I have the kind of children who do many things- daring, interesting, worrisome- all without sharing. This is probably because they have had some bad luck with sharing. Sometimes, if Abby calls and tells me what she’s been up to she has to make a second call to tell Rich to calm me down. What, oh, what is a mother to do? Join Facebook is the simple answer.
Here are some interesting things I have discovered about my children by reading their Facebook pages:
-Abby spent her freshman year Spring Break jello wrestling in a bar for money. I learned this by way of posted photos.(not exactly an Olympic sport…)(Abby wins. These photos were posted with the caption, “This doesn’t taste very much like jello…”)
-Abby suggests to a friend that they go hustle pool one evening to make laundry money.
-I see a photo of Abby cliff diving off of sheer rock face in Mexico.

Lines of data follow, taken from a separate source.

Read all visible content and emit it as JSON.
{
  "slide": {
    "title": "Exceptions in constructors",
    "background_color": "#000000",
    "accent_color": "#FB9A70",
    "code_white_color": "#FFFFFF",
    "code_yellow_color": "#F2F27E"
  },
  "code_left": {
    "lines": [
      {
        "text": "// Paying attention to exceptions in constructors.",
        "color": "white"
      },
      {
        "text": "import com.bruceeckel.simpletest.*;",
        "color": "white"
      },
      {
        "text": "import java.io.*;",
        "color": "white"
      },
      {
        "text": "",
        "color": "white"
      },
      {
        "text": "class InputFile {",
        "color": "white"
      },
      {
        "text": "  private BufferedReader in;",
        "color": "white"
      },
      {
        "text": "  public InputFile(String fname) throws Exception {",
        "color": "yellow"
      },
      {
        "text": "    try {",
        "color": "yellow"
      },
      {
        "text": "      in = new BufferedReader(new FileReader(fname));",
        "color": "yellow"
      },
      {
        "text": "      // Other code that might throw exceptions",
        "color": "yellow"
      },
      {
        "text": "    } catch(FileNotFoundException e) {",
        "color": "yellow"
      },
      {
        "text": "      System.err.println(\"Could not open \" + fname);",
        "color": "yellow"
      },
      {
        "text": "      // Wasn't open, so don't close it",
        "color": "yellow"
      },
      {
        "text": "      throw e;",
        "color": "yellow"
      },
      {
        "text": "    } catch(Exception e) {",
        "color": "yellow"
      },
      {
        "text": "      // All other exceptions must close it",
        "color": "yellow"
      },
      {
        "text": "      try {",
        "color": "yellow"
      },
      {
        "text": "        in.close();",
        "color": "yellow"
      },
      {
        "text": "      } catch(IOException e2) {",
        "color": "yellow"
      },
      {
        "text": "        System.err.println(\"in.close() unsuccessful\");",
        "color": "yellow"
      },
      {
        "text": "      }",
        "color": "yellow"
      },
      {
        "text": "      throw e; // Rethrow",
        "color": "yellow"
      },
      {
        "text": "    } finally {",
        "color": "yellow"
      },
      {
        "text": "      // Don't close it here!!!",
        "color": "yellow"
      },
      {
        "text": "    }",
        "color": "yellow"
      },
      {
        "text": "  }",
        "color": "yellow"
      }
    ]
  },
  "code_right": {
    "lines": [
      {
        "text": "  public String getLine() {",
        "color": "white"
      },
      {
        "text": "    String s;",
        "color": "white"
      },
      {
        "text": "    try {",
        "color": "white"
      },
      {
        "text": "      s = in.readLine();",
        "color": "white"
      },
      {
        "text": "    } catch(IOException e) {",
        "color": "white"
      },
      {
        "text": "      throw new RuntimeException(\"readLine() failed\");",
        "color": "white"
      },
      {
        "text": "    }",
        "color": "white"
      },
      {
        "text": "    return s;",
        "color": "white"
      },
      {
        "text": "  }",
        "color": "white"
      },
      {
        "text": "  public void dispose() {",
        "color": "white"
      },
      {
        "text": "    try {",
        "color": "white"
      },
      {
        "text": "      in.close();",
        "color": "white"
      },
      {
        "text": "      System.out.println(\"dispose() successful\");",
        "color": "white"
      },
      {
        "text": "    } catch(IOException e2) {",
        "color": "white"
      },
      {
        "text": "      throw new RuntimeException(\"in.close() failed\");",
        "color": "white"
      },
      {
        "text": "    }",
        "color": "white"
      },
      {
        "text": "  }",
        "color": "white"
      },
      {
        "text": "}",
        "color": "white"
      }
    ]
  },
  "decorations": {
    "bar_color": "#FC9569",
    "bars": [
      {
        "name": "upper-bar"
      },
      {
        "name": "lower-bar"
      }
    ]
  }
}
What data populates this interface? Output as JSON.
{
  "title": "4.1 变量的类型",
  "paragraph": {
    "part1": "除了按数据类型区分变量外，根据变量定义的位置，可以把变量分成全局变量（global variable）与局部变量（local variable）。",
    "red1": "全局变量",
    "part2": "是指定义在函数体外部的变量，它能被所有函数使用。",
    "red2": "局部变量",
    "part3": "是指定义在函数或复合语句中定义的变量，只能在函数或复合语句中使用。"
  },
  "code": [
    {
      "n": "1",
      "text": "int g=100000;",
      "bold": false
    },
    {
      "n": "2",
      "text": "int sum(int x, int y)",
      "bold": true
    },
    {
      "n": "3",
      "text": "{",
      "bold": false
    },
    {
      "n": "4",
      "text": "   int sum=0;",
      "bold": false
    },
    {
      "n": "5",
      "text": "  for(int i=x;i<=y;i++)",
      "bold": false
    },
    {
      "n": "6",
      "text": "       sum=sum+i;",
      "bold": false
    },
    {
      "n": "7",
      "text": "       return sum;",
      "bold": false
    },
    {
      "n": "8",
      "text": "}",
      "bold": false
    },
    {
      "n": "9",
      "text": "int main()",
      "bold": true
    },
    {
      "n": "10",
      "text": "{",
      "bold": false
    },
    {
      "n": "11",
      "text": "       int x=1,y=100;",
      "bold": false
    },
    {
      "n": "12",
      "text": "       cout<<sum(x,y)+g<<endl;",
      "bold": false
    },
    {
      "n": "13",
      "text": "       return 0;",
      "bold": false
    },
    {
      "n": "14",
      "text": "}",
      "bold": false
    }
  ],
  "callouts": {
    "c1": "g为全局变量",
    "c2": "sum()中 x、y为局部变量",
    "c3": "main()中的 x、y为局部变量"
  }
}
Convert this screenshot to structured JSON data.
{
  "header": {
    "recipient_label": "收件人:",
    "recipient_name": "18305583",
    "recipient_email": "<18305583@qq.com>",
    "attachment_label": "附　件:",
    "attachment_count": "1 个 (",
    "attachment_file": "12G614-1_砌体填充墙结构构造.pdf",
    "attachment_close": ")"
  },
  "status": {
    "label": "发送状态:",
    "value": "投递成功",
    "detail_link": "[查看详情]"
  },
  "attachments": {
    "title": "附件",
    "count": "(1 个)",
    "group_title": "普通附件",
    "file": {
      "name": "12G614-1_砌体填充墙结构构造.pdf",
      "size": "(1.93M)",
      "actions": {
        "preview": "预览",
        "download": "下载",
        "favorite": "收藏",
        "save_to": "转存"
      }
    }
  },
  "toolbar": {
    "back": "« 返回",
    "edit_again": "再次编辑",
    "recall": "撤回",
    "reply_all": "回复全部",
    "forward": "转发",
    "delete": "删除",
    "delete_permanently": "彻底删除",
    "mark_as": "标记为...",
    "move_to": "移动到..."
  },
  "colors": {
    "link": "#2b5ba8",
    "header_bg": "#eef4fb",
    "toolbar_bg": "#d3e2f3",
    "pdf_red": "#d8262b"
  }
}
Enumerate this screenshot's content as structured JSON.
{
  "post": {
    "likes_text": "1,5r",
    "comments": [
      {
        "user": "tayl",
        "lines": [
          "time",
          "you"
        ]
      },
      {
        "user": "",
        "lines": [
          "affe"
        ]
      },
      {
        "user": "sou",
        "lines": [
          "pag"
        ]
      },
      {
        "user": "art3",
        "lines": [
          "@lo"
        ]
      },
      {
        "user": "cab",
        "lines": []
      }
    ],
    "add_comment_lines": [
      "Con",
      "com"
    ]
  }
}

-Abby goes to a concert freshman year and ends up a groupie in the road trailer of the Wu Tang Gang and there is a picture of her snuggled up to them on the sofa.(I have nothing to say here. Rendered speechless.)
-Abby, at 22, has a Russian boyfriend who she subsequently marries- without telling me. For weeks, I can’t walk a straight path…
(Abby shares this picture with me and says she and Misha were “all dressed up for a friend’s wedding.” )
(these are the kinds of photos your children don’t share with you but share with the rest of the world.)
Yes, yes, she’s a stellar academic, applying for law/Ph.D programs. She’s the president of the chess club. She speaks in several languages, including Russian and reads ancient and modern Greek. She’s happily married to a delightful young man we adore. But people! The Wu Tang Clan!!!
And then there’s the child I’m never supposed to write about, the one nicknamed Eeyore at age three- melancholic and sweet, beautiful and gentle and with that heart thing. God forbid I make myself apparent through a comment on his page but it’s as though he has a whole different personality, a whole different life over there on Face Book. I justify reading his FB page this way: I think I am the one most likely to hear about his trials and woes. I hear about his anxieties and insecurities, his self doubts, his fears that no one cares for him, that he’s fat and ugly… He calls me when he is hurting and I am grudgingly grateful for that. I don’t know why he does because the poor child usually gets an unsympathetic, “buck up” sort of response but he calls and I’m glad. (He’s not calling me right now because I’m bugging him about a red tape mundane detail I want him to take care of before we meet up in Chicago in a couple weeks, something to do with insurance, license, so forth- you get the idea). So, when I want to see him happy and busy and creative and smiling I flip over to his FB page and it’s like a gift. I see pictures of him with Ann Arbor friends, on the road making music, loving up small children we know.
He’s making plans to bike or swim or run (he did that marathon, you know, with that heart thing). He’s painting, sharing a funny story, getting more invitations to enjoy life in a weekend than I get in a year. He’s in France, he’s in Zurich, he’s in Slovenia at some castle lolling about in a hot spring at the edge of a forest, he’s dining on fresh seafood in Greece. I love it.(He has so much fun and doesn’t tell me!)
My children write things on FB I don’t understand or things that make me laugh or both. To wit:
– IRB = Pain in my ass
– ok ok voy a estar esperandote!!!! cuidate y buen viaje
-I miss math aerobics, anyone feel me?
–Handed out all his Tracy Morgan gift cards and now is going to sleep again before his rehearsal…
-Cleaning house with Arthur Russell…
-Just finished Dead Man…….. Phew!!!!
Even though there are many annoying, stupid and ridiculous things about FB, for me (in addition to the inane Farkle, Scrabble and FarmVille) it’s a window where this nosy mother can catch a glimpse of her children, living life to the fullest. Yup, I really love it.